Al lector medianamente aficionado a los libros le vendrá inmediatamente a la cabeza esta referencia: Todos los fuegos el fuego, el cuento de Julio Cortázar. La luz difícil se trata de una narración de dos tramas que se entrecruzan, o cabría mejor decir que se entretejen, de principio a fin del libro. Estas historias que avanzan paralelas comparten estilo y, lo más importante, una preocupación, la del narrador, de profundizar en el tema de lo escrito. Difícilmente una trama sobreviviría sin la otra en el relato del argentino, y en la novela de González la separación es imposible, cada una  provoca y cuenta a la otra.

En una de las vías está David con su familia inmediata: Sara, Jacobo, Pablo y Arturo. En la otra, veinte años después, David se encuentra mayormente solo, compartiendo los largos instantes de su vejez con Ángela, su empleada doméstica, y el esposo y el hijo de ella. La novela, a pesar del desfile constante de nombres, es una aproximación al valor de la soledad, la cual le permite a David disfrutar de la compañía de personas diametralmente opuestas a él y del desarrollo de una autonomía, con múltiples formas de cariño, que poco podemos imaginar.

La mitad de la novela tiene lugar en Nueva York, en los años anteriores al atentado del 11 de septiembre. Uso esta fecha como referencia porque la da el narrador también, porque son el horror y la tragedia de ese día los únicos símiles que encuentra él para describir su propia angustia y el vacío instaurados en su hogar. Es más, la descripción de ese estado emocional  fracturado es tan complicada que David alcanza nada más a comparar ambas situaciones; los rostros desencajados y la incredulidad latente como cobija serán parte de lo que trata de describir.

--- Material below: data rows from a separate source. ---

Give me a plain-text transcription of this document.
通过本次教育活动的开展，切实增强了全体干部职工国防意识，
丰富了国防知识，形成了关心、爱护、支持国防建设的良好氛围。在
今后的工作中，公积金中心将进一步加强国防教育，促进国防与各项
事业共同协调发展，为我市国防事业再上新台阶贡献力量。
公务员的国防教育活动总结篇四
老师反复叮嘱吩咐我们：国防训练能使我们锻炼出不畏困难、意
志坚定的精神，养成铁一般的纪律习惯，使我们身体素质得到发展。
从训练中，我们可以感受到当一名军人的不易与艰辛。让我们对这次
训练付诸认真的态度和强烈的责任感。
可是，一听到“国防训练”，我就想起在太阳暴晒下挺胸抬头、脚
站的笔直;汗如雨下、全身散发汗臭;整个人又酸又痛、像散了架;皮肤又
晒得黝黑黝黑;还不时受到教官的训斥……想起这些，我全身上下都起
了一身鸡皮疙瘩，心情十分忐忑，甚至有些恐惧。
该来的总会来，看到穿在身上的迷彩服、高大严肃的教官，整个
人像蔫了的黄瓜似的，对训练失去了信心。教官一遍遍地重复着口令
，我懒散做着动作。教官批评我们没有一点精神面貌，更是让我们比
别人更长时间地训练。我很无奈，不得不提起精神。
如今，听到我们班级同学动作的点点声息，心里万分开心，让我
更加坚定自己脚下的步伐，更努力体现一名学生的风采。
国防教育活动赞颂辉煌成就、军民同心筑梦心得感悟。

La ciudad que leemos está ubicada en los noventa, con pequeños saltos hacia la década anterior a esa. David y su familia se acoplan bien a ella, a sus altibajos. Sara, la esposa de David, trabaja como consejera de salud para prevenir el sida, la epidemia que asola a Nueva York. Recordamos entonces que esta ciudad, la del Soho, la del West Village, la capital financiera del mundo, tiene también sus cicatrices latentes. Ya vimos a la Nueva York del sida en esa magistral insolencia que es Kids, la película de Larry Clark; y algo atisbamos en Éramos unos niños, la autobiografía de Patti Smith.

En un punto de la novela, cerca del final, David parafrasea un dicho taoísta, confesando: “Cuando tengo hambre como, bebo cuando tengo sed y cuando estoy triste me pongo melancólico”. En esa frase queda condensada la ética del narrador y su estado emocional de los días en los que se ha impuesto el deber de rememorar y contar con inútiles palabras lo que, según él, mejor le saldría pintado.

Atención: quien no ha leído la novela bien puede dejar de leer aquí, a continuación viene un spoiler con una reflexión sobre el final. Pero si está claro que el secreto de una buena lectura no está en la anécdota, entonces continúen tranquilos.

Se dice que Carl Jung exclamó antes de morir: “¡Qué maravilla!”. También se dice que las últimas palabras de Goethe fueron: “¡Luz! ¡Más luz!”. David, un pintor que ha luchado toda su vida por la visión adecuada de la realidad para plasmarla en su obra, ve apagarse, literalmente, la luz, se está quedando ciego, y en sus últimos momentos de lucidez emprenderá la tarea de legar (no sabemos a quién, ¿a nosotros, quizá?) su memoria, en un tortuoso camino hacia el final que concluirá con una escena entrañable: su asistente doméstica, Ángela, escribiendo por él la conclusión final, una sola palabra: “Marabilla”.